Gone are the days of heavy partying :(
I’ve just been reading up on the negatives of drinking. Which is a shame really because I enjoy a good glass of red. However, to get really healthy, I need to give it up.
Firstly, alcohol retards food digestion. As I’m trying to lose weight, at first I though YAY! I can eat more and it won’t get digested. The problem is, it’s the bad stuff that still gets digested, but it’s the good stuff that gets blocked.
And here, in order to give those who are not familiar with the process of digestion a clear idea of how important it is, and the effect produced when alcohol is taken with food, I’m going to quote you from the lecture of an English physician, Dr. Henry Monroe, on “The Physiological Action of Alcohol.”
He says:
“Every kind of substance employed by man as food consists of sugar, starch, oil and glutinous matters, mingled together in various proportions; these are designed for the support of the animal frame. The glutinous principles of food fibrine, albumen and casein are employed to build up the structure; while the oil, starch and sugar are chiefly used to generate heat in the body. (so far, so good.)

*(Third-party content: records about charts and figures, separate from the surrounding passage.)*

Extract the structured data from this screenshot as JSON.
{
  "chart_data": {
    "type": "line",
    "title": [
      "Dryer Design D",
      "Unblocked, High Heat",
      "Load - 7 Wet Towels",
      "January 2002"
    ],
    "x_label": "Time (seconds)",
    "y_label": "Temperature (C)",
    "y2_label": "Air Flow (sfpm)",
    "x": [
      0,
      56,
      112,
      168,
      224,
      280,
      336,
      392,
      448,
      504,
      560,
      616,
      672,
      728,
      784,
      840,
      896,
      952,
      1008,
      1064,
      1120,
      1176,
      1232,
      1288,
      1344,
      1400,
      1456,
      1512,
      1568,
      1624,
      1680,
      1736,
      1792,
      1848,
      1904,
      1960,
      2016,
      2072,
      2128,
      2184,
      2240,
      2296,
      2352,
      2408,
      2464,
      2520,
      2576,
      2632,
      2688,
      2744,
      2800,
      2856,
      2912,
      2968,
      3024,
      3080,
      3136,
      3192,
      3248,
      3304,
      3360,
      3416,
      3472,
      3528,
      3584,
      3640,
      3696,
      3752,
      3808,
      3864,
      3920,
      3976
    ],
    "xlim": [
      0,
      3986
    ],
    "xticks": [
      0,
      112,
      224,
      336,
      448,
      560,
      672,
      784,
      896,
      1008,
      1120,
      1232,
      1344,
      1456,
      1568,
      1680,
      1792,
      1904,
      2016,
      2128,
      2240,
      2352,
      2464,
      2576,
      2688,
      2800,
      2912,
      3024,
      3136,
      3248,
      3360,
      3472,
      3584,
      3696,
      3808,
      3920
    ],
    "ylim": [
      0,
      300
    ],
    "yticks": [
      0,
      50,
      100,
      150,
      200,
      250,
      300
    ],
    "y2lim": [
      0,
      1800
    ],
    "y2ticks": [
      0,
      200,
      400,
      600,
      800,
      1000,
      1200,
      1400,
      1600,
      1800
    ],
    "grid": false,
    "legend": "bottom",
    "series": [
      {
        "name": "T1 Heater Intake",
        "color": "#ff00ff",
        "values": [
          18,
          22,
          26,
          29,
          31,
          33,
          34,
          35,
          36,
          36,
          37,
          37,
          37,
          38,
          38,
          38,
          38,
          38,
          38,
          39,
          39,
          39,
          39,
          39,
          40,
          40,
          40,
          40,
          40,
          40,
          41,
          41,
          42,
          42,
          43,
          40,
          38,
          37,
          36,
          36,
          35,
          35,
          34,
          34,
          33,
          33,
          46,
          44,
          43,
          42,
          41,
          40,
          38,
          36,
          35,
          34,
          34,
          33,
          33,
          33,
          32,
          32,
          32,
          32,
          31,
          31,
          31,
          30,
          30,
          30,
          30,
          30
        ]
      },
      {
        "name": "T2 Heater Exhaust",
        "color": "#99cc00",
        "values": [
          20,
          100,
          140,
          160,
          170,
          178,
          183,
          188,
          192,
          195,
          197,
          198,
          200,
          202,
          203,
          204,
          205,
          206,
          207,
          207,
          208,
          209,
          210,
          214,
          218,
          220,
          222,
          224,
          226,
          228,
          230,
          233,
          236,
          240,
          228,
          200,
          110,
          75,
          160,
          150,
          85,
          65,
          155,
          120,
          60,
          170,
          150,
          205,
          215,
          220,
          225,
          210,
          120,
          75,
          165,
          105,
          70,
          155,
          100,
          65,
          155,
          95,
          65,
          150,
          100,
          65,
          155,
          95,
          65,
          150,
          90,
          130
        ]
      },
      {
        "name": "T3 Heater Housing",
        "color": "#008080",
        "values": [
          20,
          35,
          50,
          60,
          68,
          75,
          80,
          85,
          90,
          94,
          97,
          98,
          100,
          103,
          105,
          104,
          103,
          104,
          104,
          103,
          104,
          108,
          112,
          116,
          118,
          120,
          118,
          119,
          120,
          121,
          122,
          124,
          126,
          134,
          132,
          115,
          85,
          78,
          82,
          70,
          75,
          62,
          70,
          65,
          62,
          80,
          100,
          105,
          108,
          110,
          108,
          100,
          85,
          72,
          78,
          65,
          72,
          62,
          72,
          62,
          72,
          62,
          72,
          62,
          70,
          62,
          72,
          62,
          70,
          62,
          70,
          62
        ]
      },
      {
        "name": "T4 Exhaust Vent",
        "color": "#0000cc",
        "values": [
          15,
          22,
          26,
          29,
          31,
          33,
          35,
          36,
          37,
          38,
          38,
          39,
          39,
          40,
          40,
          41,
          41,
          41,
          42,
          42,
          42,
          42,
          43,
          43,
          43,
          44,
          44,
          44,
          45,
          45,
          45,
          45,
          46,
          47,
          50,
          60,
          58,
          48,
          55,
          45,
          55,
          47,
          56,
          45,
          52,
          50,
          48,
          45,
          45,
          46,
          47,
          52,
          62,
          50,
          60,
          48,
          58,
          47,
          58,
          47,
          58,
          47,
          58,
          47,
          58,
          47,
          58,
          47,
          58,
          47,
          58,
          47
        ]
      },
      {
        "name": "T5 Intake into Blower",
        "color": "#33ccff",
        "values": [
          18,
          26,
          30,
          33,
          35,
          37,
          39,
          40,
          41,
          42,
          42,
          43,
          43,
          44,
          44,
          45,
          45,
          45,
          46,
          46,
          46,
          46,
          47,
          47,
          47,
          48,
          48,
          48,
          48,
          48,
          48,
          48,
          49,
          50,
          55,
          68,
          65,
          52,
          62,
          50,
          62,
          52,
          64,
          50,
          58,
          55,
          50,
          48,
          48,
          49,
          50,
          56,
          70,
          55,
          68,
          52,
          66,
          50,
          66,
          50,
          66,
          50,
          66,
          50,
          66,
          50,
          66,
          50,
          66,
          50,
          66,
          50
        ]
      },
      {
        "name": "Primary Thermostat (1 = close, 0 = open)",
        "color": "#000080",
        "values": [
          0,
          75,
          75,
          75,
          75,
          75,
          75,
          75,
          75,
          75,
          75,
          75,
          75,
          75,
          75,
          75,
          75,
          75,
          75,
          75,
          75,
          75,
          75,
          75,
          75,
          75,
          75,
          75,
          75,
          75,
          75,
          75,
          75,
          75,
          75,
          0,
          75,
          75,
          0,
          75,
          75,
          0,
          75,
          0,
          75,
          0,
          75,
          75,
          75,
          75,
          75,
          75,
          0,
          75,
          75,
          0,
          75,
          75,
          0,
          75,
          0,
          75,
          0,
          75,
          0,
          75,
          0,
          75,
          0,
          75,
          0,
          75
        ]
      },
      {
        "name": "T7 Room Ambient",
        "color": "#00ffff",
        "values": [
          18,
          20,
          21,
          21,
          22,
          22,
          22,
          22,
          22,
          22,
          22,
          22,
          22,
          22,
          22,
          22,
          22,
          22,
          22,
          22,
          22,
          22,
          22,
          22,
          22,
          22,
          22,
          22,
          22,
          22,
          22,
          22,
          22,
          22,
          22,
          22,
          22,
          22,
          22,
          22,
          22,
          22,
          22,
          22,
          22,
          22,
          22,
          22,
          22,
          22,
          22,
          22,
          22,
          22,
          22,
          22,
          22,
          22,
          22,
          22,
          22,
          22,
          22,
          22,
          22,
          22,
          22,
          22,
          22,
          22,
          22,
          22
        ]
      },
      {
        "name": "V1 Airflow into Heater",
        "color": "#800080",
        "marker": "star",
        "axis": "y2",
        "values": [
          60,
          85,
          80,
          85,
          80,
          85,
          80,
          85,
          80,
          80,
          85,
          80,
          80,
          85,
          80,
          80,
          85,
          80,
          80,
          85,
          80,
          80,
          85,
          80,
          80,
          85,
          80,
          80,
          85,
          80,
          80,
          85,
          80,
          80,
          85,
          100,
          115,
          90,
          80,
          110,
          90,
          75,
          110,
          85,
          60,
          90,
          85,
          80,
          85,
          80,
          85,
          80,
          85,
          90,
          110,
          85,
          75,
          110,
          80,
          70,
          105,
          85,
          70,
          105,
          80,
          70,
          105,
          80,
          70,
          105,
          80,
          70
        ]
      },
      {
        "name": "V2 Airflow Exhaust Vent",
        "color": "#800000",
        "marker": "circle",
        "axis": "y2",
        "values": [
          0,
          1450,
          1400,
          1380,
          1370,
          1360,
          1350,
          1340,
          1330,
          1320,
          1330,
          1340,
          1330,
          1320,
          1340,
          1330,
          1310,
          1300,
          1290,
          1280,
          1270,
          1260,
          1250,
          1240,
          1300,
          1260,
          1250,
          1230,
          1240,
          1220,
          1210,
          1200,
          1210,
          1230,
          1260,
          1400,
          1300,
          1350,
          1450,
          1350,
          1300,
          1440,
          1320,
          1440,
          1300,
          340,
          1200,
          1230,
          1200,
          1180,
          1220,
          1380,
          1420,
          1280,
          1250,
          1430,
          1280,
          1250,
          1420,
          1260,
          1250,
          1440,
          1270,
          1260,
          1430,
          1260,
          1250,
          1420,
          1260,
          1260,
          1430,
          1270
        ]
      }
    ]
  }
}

‘The first step of the digestive process is the breaking up of the food in the mouth by means of the jaws and teeth. On this being done, the saliva, a viscid liquor, is poured into the mouth from the salivary glands, and as it mixes with the food, it performs a very important part in the operation of digestion, rendering the starch of the food soluble, and gradually changing it into a sort of sugar, after which the other principles become more miscible with it. Nearly a pint of saliva is furnished every twenty-four hours for the use of an adult. (Now, that’s ALOT of spit!) When the food has been masticated and mixed with the saliva, (i.e. chewed up and soggy…) it is then passed into the stomach, where it is acted upon by a juice secreted by the filaments of that organ, and poured into the stomach in large quantities whenever food comes in contact with its mucous coats. It consists of a dilute acid known to the chemists as hydrochloric acid, composed of hydrogen and chlorine, united together in certain definite proportions. (Who-da’ thunk.) The gastric juice contains, also, a peculiar organic-ferment or decomposing substance, containing nitrogen something of the nature of yeast termed pepsine, which is easily soluble in the acid just named. That gastric juice acts as a simple chemical solvent, is proved by the fact that, after death, it has been known to dissolve the stomach itself.’ (Sorry.. you really DIDNT need to know that.. eeww gross.)
‘It is an error to suppose that, after a good dinner, a glass of spirits or beer assists digestion; or that any liquor containing alcohol even bitter beer can in any way assist digestion. Mix some bread and meat with gastric juice; place them in a phial, and keep that phial in a sand-bath at the slow heat of 98 degrees, occasionally shaking briskly the contents to imitate the motion of the stomach; you will find, after six or eight hours, the whole contents blended into one pultaceous mass. If to another phial of food and gastric juice, treated in the same way, I add a glass of pale ale or a quantity of alcohol, at the end of seven or eight hours, or even some days, the food is scarcely acted upon at all. This is a fact; and if you are led to ask why, I answer, because alcohol has the peculiar power of chemically affecting or decomposing the gastric juice by precipitating one of its principal constituents, viz., pepsine, rendering its solvent properties much less efficacious. Hence alcohol can not be considered either as food or as a solvent for food. Not as the latter certainly, for it refuses to act with the gastric juice.’
I still don’t understand then how beer-guts form!
One of the mysteries of life, I guess.